Odd Prose: Never Have I Worked in a Place
Odd Prose
Never have I worked in a place where a nipple so casually slips out and the countenance of all remains as unperturbed as a rock. The nipple was maroon brown like one of those milk chocolate Thornton’s sprinkled in chocolate powder. The woman, a dark Asian, from Thailand or the rectum of mars or the Bazaar of Opium twitching. She bent over the bar asking good old Imran to buy her a “Fine Chicken Chorizo sandwich”. “Did you hear me? “Fine”, it must be “Fine”, if they don’t have it, don’t buy it” she says, but more so dictates Imran. “Okay, I got it” Imran says, acceptingly. “Here take this” Nipple slipper hands him an unopened pack of peach Halls “thank you darling” and she finishes with a controlled sophisticated baritone, a blend of maternal and femme fatale timbers.
It was a trail shift of only four hours but time had done that ruthless thing where it stretches into an infinitum-ado-fata-morgana. But with bare flesh of legs, thighs, wrists, necks, shoulders, elbows, arms, breasts, nipples, brown nipple, arses, crack of the arses, secrets whispering from the cracks, pubes, bare flesh – how could I be mad towards time? In front of me sitting arse were three English girls – or birds, as they say here. What were they doing but killing time waiting to kill rich mans’ sinewy black card. They were playing a guessing game, the one where the victim puts the phone on the forehead and has to guess what thing, hero, place, is on the screen. They sat in a triangle howling all tumult “Italy!” “Bonjournor” “Ca’mon, Ya know it, It’s from da T.V” – et cetera. The leading lady, after guffawing with her snout to Olympus – sorry, the ceiling, struts towards the bar. She strutted carrying the entire voluptuousness of ass and character in her diaphanous dress, slithering around her two – because she would have two – sculpted Athenian legs. If ever her and the Algerian woman were cued in subway then, definitely, there would be a dispute of the ass, polemikos!
“Ya’ight darlin?” she blasts from her gob, money gob, temporary-cock-holder gob. Her breath, odious smell of dry sperm, smell, powerful, much too, for I.
“Just fine, what’s your name?” says I, congenially of course.
“Laura sweetheart”
“Well, nice to meet you Laura, I’m Keanu”
“D’ya like ma breasts?” she asks bullishly, yanking down her bra.
“You caught me” – she did catch me.
“Let me’ave a white wine and two rose’s for the girls please, and a dash of lemonade in one of em.”
I accidently splashed a dash of soda water in one of the rose’s.
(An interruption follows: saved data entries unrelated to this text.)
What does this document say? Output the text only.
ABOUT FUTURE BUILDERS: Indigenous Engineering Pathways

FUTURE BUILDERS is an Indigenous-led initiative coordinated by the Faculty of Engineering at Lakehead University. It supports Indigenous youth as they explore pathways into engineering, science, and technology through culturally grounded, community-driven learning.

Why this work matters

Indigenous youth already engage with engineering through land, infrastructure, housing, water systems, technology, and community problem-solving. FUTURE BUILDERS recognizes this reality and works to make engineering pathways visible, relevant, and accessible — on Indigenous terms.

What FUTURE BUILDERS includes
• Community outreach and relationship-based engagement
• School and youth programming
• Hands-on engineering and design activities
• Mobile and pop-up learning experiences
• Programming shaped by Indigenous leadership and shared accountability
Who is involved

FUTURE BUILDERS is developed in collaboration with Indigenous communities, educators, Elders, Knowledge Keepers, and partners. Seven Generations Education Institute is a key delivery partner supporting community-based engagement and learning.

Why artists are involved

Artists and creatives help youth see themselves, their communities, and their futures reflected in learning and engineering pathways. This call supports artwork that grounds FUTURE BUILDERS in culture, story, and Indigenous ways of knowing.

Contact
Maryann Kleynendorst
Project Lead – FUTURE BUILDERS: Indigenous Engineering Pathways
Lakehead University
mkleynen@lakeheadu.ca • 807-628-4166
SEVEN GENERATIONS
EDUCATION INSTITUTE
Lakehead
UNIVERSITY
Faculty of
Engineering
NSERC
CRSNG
Give a shit, I did not. The girls accompanying her at the table looked like those plastic flowers trapped in the windows of steel coffins that men in blue, black, grey polyester uniforms drag themselves into, to sow numbers into screens, watch arrows, green and red shoot up-down superfluous charts, to eye orange coloured numbers race up-down in the millions, to save time going to the barbers because all hair is lost to the edge of the steel walls, to have the skin of face sag and droop beyond the base of Tartarus, to have flesh warp into pink mass-mush around the bones, to allow mind to rot into obsession for the vogue shoelace, the trendy button, the chic screen-watch, to suckle companions for steely motifs, but in the end it is all okay, because the Tom, Dick and Harry of the modern efficient sepulchres can buy themselves a plastic flower, one with a profound chipboard inside, a plastic flower that can talk and give advice, water itself and even clean up the guillotine disguised as an office. And even if Tom, Dick and Harry didn’t fancy the idea of having a flower by the window because the veneer of masculinity was at stake, then, there was always the plastic flowers sitting arse by the leading lady.